As the hyphen implies, Fort Ross-Seaview is named after two regional features. Fort Ross recalls the 1812 Russian-built fort (and the vines established on its site in 1817) and honors the area’s Russian heritage. Seaview refers to the community by that name that sits high on the steep coastal ridges (more inland) and is also a tribute to Seaview Road—one of the greatest scenic routes in California—which runs the length of the American Viticultural Area (AVA) and offers spectacular views of the Pacific Coast.

Situated on the edge of the vast Sonoma Coast appellation, the Fort Ross-Seaview AVA is defined as much by its elevation and proximity to the Pacific Ocean as it is by its land boundaries: AVA statutes limit plantings to land 920 to 1,800 feet above sea level or higher. At that altitude, the terrain gets quite rugged. Out of 27,500 available acres (43 square miles), a mere 555 are usable. While these conditions present extra challenges, the elevation, mountainous terrain, and proximity to the Pacific Ocean offer the perfect mix of sunshine, cool air, and beneficial stress for Pinot Noir and Chardonnay to thrive.
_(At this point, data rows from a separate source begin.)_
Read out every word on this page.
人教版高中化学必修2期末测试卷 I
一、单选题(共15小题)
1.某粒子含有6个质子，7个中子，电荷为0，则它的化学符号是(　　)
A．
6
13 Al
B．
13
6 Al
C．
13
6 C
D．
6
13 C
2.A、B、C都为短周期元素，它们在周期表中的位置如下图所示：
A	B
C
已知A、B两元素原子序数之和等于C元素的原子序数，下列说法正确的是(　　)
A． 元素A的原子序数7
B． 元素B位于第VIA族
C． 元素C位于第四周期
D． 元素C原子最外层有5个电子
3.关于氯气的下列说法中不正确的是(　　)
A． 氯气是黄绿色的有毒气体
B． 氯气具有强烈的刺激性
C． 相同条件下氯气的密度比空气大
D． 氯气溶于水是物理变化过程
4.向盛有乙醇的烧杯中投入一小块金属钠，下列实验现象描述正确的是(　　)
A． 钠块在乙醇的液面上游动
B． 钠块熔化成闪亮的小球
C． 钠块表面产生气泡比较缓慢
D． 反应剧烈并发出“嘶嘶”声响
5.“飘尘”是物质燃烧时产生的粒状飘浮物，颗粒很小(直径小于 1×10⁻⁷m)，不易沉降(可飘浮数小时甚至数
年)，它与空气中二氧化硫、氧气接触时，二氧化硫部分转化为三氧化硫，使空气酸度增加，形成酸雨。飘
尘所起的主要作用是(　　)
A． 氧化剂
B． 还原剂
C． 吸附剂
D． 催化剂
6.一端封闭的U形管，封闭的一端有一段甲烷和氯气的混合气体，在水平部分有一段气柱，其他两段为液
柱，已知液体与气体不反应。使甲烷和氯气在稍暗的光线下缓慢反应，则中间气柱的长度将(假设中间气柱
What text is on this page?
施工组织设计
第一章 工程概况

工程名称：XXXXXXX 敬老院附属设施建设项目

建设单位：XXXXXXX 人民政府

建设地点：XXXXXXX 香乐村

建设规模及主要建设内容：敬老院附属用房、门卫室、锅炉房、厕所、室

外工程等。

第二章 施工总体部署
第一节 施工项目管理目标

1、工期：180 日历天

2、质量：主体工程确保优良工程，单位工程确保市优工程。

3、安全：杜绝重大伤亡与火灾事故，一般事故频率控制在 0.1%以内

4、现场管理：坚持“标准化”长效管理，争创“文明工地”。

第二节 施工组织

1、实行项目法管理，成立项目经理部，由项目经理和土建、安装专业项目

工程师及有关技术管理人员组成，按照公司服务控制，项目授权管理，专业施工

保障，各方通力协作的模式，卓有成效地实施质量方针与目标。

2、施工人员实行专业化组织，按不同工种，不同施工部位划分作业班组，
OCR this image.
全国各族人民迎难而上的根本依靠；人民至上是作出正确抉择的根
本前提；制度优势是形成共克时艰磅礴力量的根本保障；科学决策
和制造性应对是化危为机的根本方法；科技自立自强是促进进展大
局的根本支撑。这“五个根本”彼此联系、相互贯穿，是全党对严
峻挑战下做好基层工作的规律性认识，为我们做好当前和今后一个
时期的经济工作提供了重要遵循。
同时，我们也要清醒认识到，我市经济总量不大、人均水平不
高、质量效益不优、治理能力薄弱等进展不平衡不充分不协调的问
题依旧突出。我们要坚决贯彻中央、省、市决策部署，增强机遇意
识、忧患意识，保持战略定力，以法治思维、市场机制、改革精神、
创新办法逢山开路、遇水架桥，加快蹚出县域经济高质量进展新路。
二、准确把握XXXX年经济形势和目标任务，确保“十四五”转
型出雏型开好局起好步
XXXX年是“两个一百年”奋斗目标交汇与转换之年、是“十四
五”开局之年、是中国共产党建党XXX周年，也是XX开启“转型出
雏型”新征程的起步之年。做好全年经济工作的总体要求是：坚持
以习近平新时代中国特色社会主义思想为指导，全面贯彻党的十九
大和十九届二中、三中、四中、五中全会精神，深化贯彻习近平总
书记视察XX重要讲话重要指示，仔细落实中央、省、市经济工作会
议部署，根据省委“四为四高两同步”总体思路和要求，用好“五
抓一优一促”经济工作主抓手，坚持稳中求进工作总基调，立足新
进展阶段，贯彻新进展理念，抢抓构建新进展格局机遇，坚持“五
Ferns thrive within the damp ravines hidden in the forests of the Seaview Estate.



Total Acreage

27,500 acres

Required Vineyard Elevations

920 to 1,800 feet above sea level


Wide variety of soil types, most derived from sedimentary rocks and deposits, leading to well-drained soils. Hugo soils—very gravelly loams derived from sandstone and shale—are quite common. Other soils include Boomer, a clay loam subsoil; Laughlin, a sandy clay subsoil; and Yorkville, moderately well-drained clay loam with
a clay subsoil.


Steep, mountainous terrain made up of canyons, narrow valleys, ridges, and 800- to 1,800-foot peaks.

Growing Climate

In areas generally above 900 feet in elevation, the climate is influenced by longer periods of sunlight and is warmer than that of the surrounding land below. The prevalence of marine fog below the 900-foot elevation line causes the surrounding, lower areas to be cooler and to have a shorter growing season.

Ma Dansuese basks in the summer sun—a couple of the blocks are shown in the foreground, with the northern part of the vineyard appearing in the distance.